Michelle DuBarry is in a class of her own

Ask this year’s Toronto Pride Parade grand marshal about the connection between herself and this year’s theme, Unstoppable, and drag legend Michelle DuBarry responds with humility: “Well, I suppose I’ve never stopped.”

Yes, modesty in a drag queen. The thing to remember, though, is that DuBarry, 75, was unstoppable back in the day when homos were stopped. Gay men in normal street gear wouldn’t even acknowledge their sexuality. Ground-breaking DuBarry, however, strutted the streets from Toronto to Fort Erie in full makeup, big wigs and cocktail dresses.

Not to mention shoes. DuBarry is queer for shoes. “I bought a new pair of little strappy things yesterday,” she asides. “Oh! They were so comfortable. Glued to my feet.”

It is in such fancy footwear that DuBarry has lived life gloriously, be it performing for decades with drag troupes like The Great Imposters with legend Rusty Ryan (“Gay men who came to our shows liked the performance, but didn’t want to associate with us for fear of a connection being made”), or just taking herself out for a night on the town.

“I remember dressing up once in a picture hat and a bun and a brand new pair of pinpoint toe shoes [with] satin trim, little bow in the back and a matching purse — always a matching purse in those days — and I walked down Yonge St. I also had on a fox stole and a skintight short little black dress which would look fashionable again today. I got whistled at,” DuBarry assures. “I went to see a movie, sitting up in the balcony. After the film ended I was leaving, but I broke a heel at the top of the steps and fell all the way down a circular staircase, dressed the way I was — hat, fox stole, purse, shoes. And do you know what happened? This guy at the bottom of the stairs helped me up, and said, ‘Here’s your heel, lady.’ From there I sort of hobbled home.”

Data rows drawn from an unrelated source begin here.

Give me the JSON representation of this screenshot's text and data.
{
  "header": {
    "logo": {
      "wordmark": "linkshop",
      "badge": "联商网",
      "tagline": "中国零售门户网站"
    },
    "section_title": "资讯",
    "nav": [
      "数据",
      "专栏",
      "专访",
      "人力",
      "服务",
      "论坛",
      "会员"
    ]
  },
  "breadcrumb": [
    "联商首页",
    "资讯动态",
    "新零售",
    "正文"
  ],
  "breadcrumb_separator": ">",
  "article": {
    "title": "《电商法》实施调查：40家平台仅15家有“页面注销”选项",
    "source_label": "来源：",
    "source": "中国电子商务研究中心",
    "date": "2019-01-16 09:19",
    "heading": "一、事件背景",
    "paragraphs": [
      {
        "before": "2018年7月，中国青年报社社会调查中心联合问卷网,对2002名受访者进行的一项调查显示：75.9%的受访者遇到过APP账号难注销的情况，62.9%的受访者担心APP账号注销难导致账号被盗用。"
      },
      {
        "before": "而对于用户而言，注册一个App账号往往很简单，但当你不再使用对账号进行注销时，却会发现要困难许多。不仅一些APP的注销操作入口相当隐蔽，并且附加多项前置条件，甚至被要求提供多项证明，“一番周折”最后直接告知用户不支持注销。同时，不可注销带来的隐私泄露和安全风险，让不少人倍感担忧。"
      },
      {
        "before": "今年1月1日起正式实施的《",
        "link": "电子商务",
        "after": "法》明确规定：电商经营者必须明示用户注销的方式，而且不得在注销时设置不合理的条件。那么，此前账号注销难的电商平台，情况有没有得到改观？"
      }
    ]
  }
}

Even in these progressive times, such unfazed reaction from John Q Public might easily be the exception. So forget unstoppable, then, how about plain old brave?

“I was always just me,” DuBarry insists. “I never really figured out I was gay or what I was. I was just me.”

At one point DuBarry was even married to a woman. They didn’t speak for 15 years after they split. (“Actually, my ex-wife wants to meet me this afternoon,” says DuBarry. “I told her, ‘Only after The Bold And The Beautiful, dear.'”)

“But back then I had a suit-and-tie day job in the 1950s.” He was selling — surprise! — women’s shoes. “We didn’t go around talking about being gay. Certainly nobody knew what I did on the weekend, privately.”

This Sun, Jun 24, however, hundreds of thousands will know what DuBarry does, as the holiest of gay days climaxes with the Pride Parade taking over Yonge St for hours with DuBarry centre stage. It’s her hope that the younger generation who see her will recognize how fortunate they are to be queer today.

 

“I only wish I could reach a lot of people who don’t even understand what it was like in the ’40s, ’50s and ’60s, to be gay,” says DuBarry. “The general public back then didn’t know anything about gay life unless they saw someone very effeminate they could call a queer. We had this double-life, these jobs during the day where you could be fired if you were found to be gay. I do occasionally meet a person from a new generation who totally understands, but very few. Most don’t know; most don’t want to know.”

As the hour of honour approaches, DuBarry finds her thoughts also lingering on a generation past.

“I feel the ghosts of people right now, this Pride. They are still with me, all these memories. Going to sleep at night, so many things come back to me that I don’t recall during the day. In the ’70s on the road with the girls, The Great Imposters, driving our truck. I feel like I’m representing everybody in my past who have now died.

“I keep saying I’ll be representing,” she adds, “but someone just said to me, ‘No, Michelle, it’s all about you. Get over it.'”

Yes, and quickly, please. Toronto’s Pride Parade is nearly here; to be grand marshal would be any drag queen’s dream come true. DuBarry will be impossible to miss; she’s planning to wear a yellow ball gown she made herself, perched regally atop a silver GM convertible.

“And if I had a message I could give everyone along the parade route it would be smarten up,” she says. “Don’t be stupid about the choices you make in life. Take care of yourselves. And moisturize, moisturize, moisturize.”